Ferguson is seeking restitution for Washington consumers and businesses harmed by the companies’ unlawful conduct, in addition to civil penalties.
The Attorney General’s investigation into anticompetitive conduct by other corporate entities and individuals continues.
Assistant attorneys general Travis Kennedy, Christina Black and Linh Tran, economic analyst Ryne Rohla, paralegal Tracy Jacoby and legal assistant Grace Summers from the Attorney General’s Antitrust Division are handling the case for Washington.
The Office of the Attorney General’s Antitrust Division is responsible for enforcing the antitrust provisions of Washington's Consumer Protection Act and federal antitrust laws. The division investigates and litigates complaints of anticompetitive conduct and reviews potentially anticompetitive mergers. The division also brings actions in state and federal courts to enforce antitrust laws. It receives no general fund support, funding its own actions through recoveries made in other cases.

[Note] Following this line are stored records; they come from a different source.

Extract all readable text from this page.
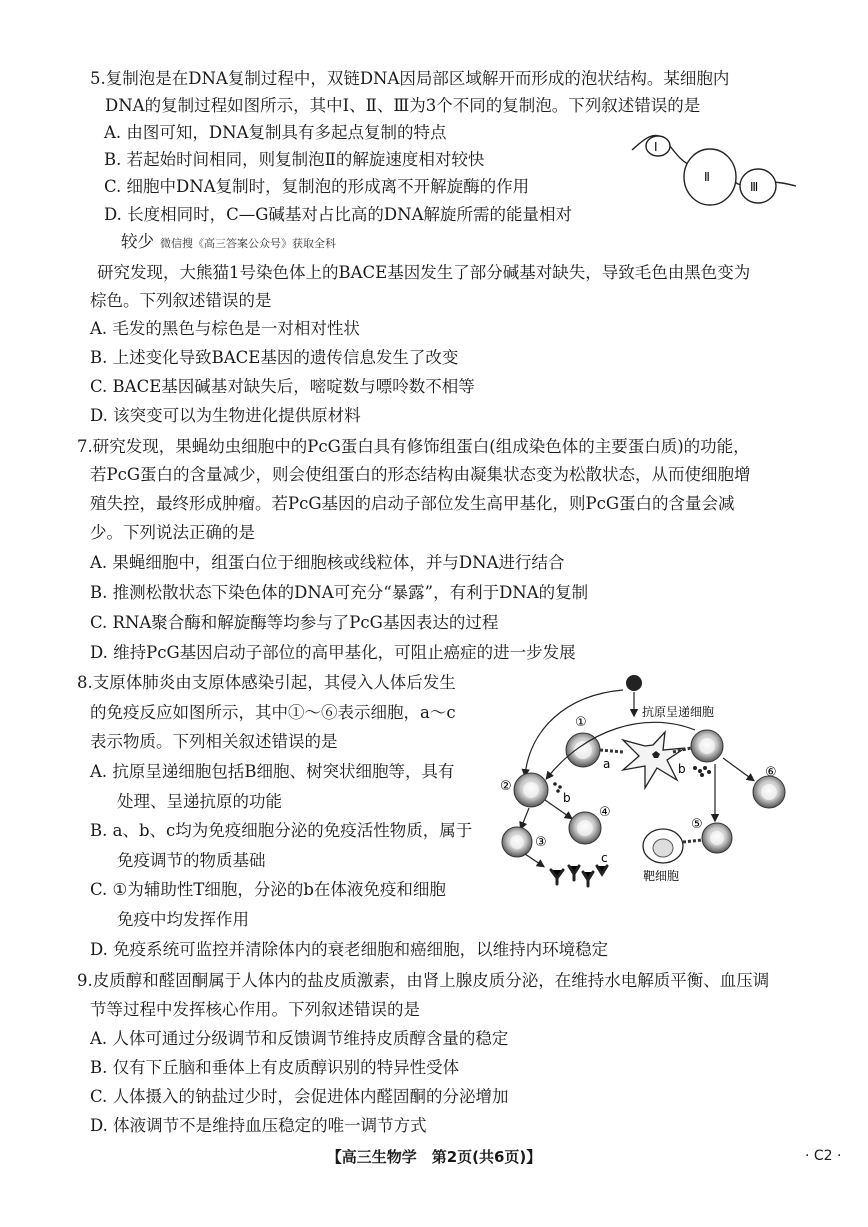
5.复制泡是在DNA复制过程中，双链DNA因局部区域解开而形成的泡状结构。某细胞内
DNA的复制过程如图所示，其中Ⅰ、Ⅱ、Ⅲ为3个不同的复制泡。下列叙述错误的是
A. 由图可知，DNA复制具有多起点复制的特点
B. 若起始时间相同，则复制泡Ⅱ的解旋速度相对较快
C. 细胞中DNA复制时，复制泡的形成离不开解旋酶的作用
D. 长度相同时，C—G碱基对占比高的DNA解旋所需的能量相对
较少 微信搜《高三答案公众号》获取全科
Ⅰ
Ⅱ
Ⅲ
研究发现，大熊猫1号染色体上的BACE基因发生了部分碱基对缺失，导致毛色由黑色变为
棕色。下列叙述错误的是
A. 毛发的黑色与棕色是一对相对性状
B. 上述变化导致BACE基因的遗传信息发生了改变
C. BACE基因碱基对缺失后，嘧啶数与嘌呤数不相等
D. 该突变可以为生物进化提供原材料
7.研究发现，果蝇幼虫细胞中的PcG蛋白具有修饰组蛋白(组成染色体的主要蛋白质)的功能，
若PcG蛋白的含量减少，则会使组蛋白的形态结构由凝集状态变为松散状态，从而使细胞增
殖失控，最终形成肿瘤。若PcG基因的启动子部位发生高甲基化，则PcG蛋白的含量会减
少。下列说法正确的是
A. 果蝇细胞中，组蛋白位于细胞核或线粒体，并与DNA进行结合
B. 推测松散状态下染色体的DNA可充分“暴露”，有利于DNA的复制
C. RNA聚合酶和解旋酶等均参与了PcG基因表达的过程
D. 维持PcG基因启动子部位的高甲基化，可阻止癌症的进一步发展
8.支原体肺炎由支原体感染引起，其侵入人体后发生
的免疫反应如图所示，其中①～⑥表示细胞，a～c
表示物质。下列相关叙述错误的是
A. 抗原呈递细胞包括B细胞、树突状细胞等，具有
处理、呈递抗原的功能
B. a、b、c均为免疫细胞分泌的免疫活性物质，属于
免疫调节的物质基础
C. ①为辅助性T细胞，分泌的b在体液免疫和细胞
免疫中均发挥作用
D. 免疫系统可监控并清除体内的衰老细胞和癌细胞，以维持内环境稳定
抗原呈递细胞
①
a	b
②
b
⑥
④
③
c
⑤
靶细胞
9.皮质醇和醛固酮属于人体内的盐皮质激素，由肾上腺皮质分泌，在维持水电解质平衡、血压调
节等过程中发挥核心作用。下列叙述错误的是
A. 人体可通过分级调节和反馈调节维持皮质醇含量的稳定
B. 仅有下丘脑和垂体上有皮质醇识别的特异性受体
C. 人体摄入的钠盐过少时，会促进体内醛固酮的分泌增加
D. 体液调节不是维持血压稳定的唯一调节方式
【高三生物学　第2页(共6页)】	· C2 ·
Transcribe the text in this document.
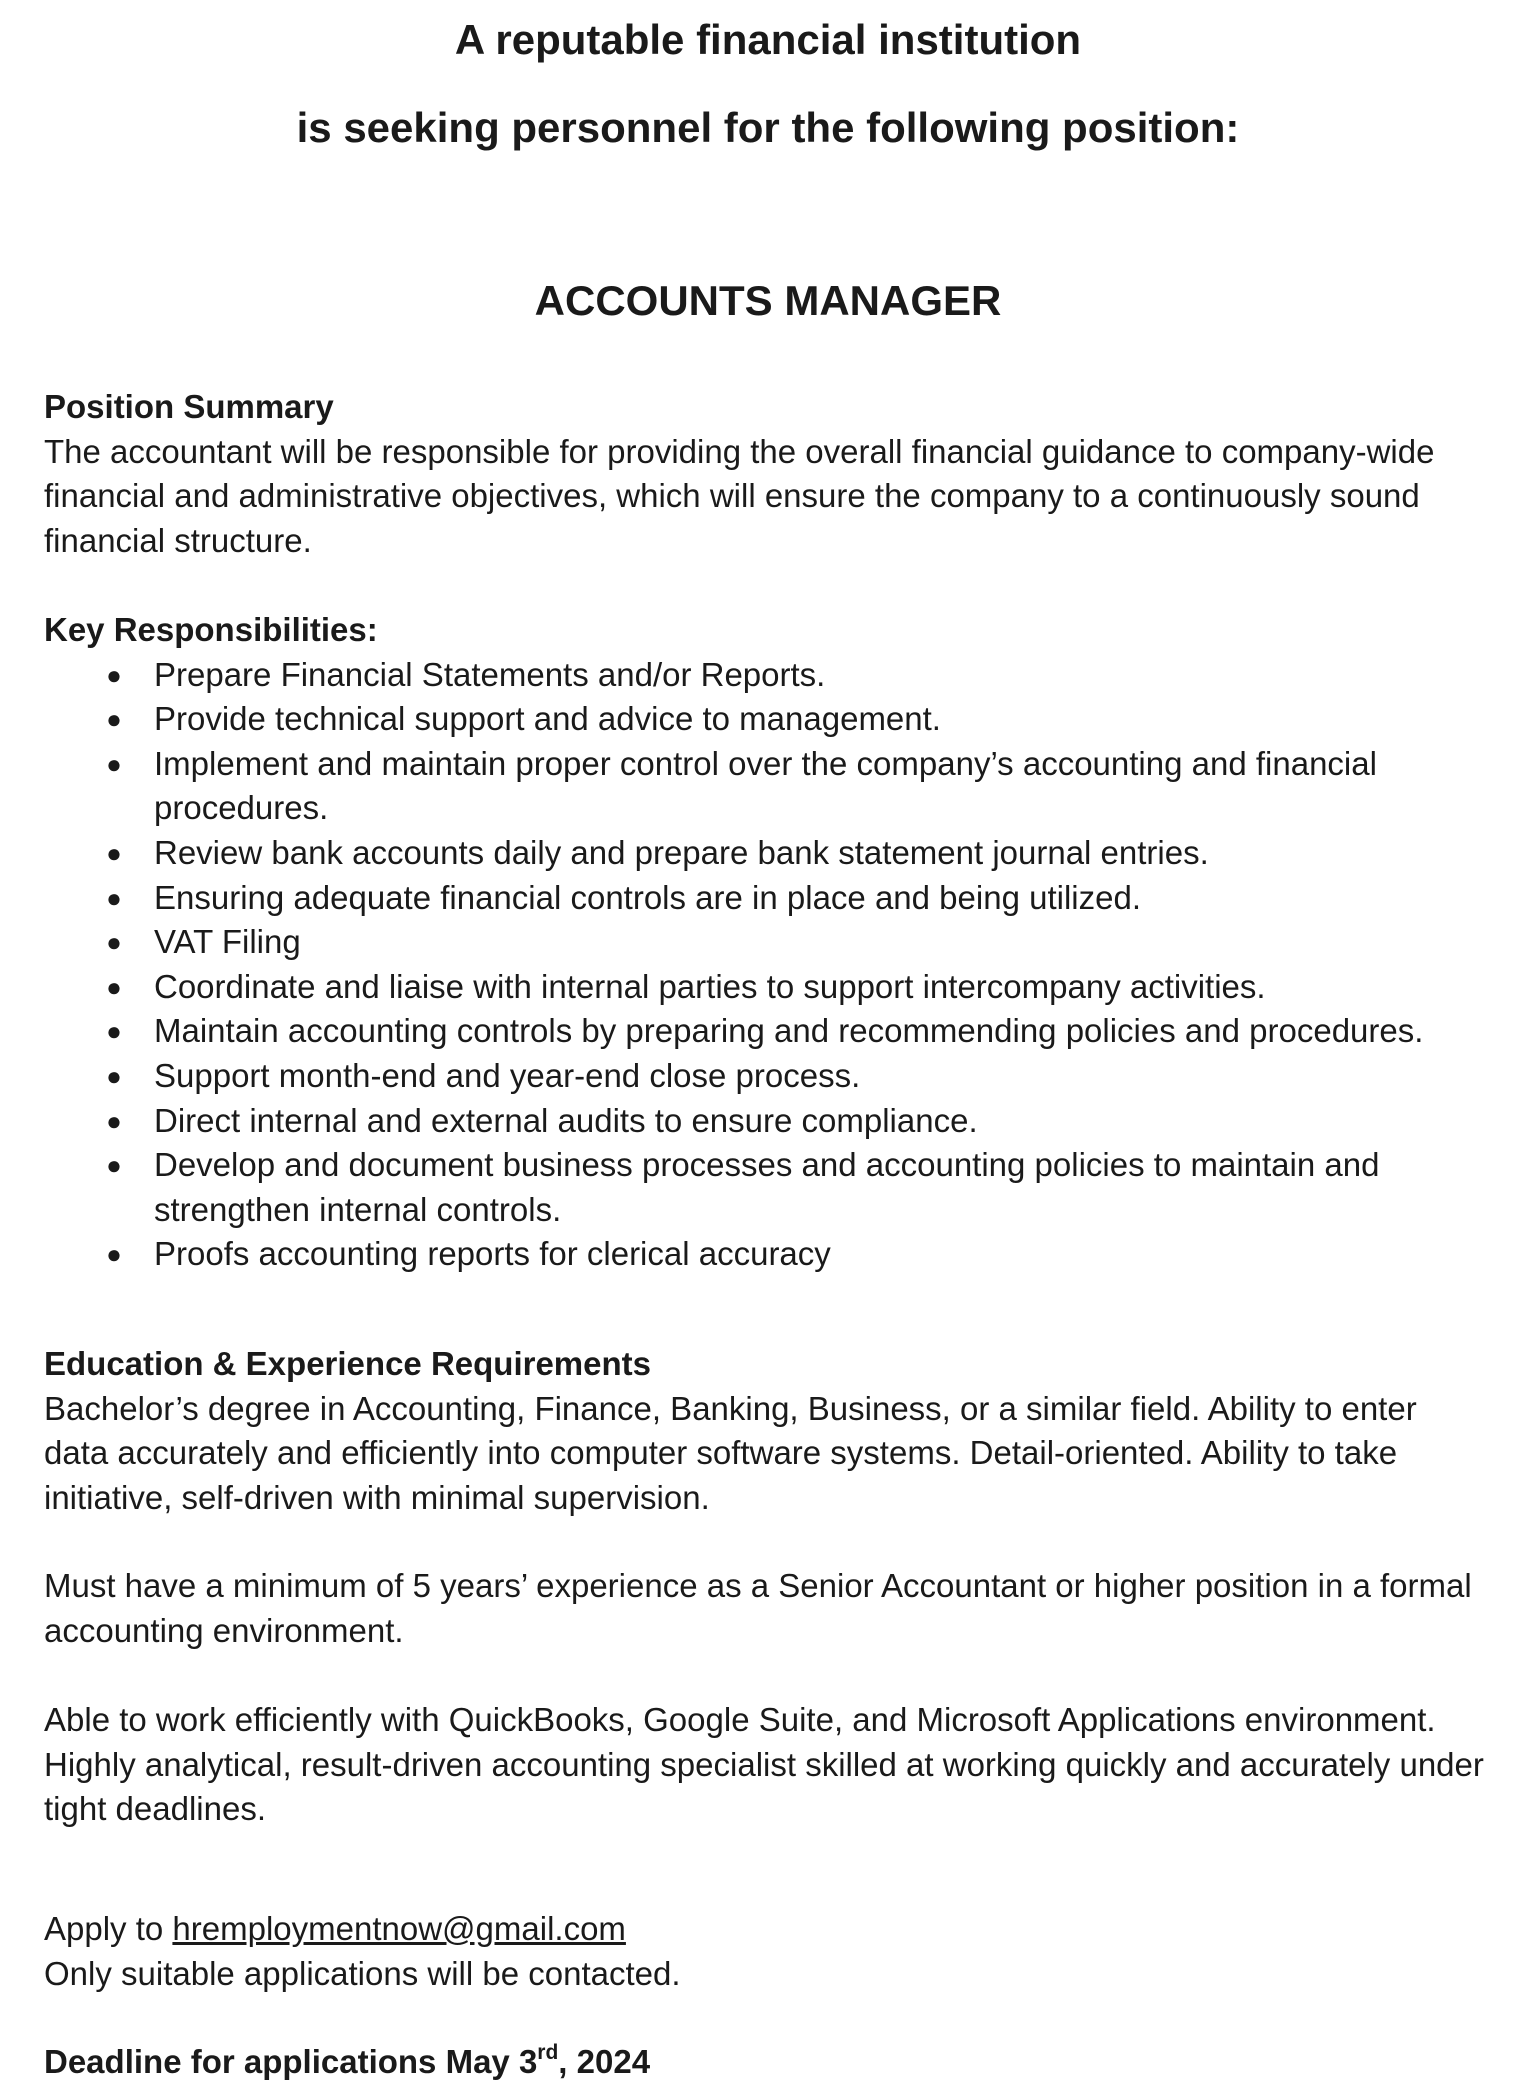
A reputable financial institution
is seeking personnel for the following position:
ACCOUNTS MANAGER
Position Summary

The accountant will be responsible for providing the overall financial guidance to company-wide financial and administrative objectives, which will ensure the company to a continuously sound financial structure.

Key Responsibilities:
● Prepare Financial Statements and/or Reports.
● Provide technical support and advice to management.
● Implement and maintain proper control over the company’s accounting and financial procedures.
● Review bank accounts daily and prepare bank statement journal entries.
● Ensuring adequate financial controls are in place and being utilized.
● VAT Filing
● Coordinate and liaise with internal parties to support intercompany activities.
● Maintain accounting controls by preparing and recommending policies and procedures.
● Support month-end and year-end close process.
● Direct internal and external audits to ensure compliance.
● Develop and document business processes and accounting policies to maintain and strengthen internal controls.
● Proofs accounting reports for clerical accuracy
Education & Experience Requirements

Bachelor’s degree in Accounting, Finance, Banking, Business, or a similar field. Ability to enter data accurately and efficiently into computer software systems. Detail-oriented. Ability to take initiative, self-driven with minimal supervision.

Must have a minimum of 5 years’ experience as a Senior Accountant or higher position in a formal accounting environment.

Able to work efficiently with QuickBooks, Google Suite, and Microsoft Applications environment. Highly analytical, result-driven accounting specialist skilled at working quickly and accurately under tight deadlines.

Apply to hremploymentnow@gmail.com
Only suitable applications will be contacted.
Deadline for applications May 3rd, 2024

For information about filing a complaint about potential anticompetitive activity, visit https://fortress.wa.gov/atg/formhandler/ago/AntitrustComplaint.aspx.
AG request legislation raises CPA, antitrust penalties
As part of Ferguson’s Consumer Protection Improvement Act, which passed the Legislature earlier this year, penalties for violating Washington’s antitrust laws increased for the first time in nearly 30 years. Ferguson’s legislation nearly doubled the penalties for corporate violators from $500,000 to a maximum of $900,000. The penalties had not increased since they were originally adopted in 1983.
The legislation also increased the maximum civil penalties for Consumer Protection Act violations from $2,000 to $7,500, the first increase in half a century.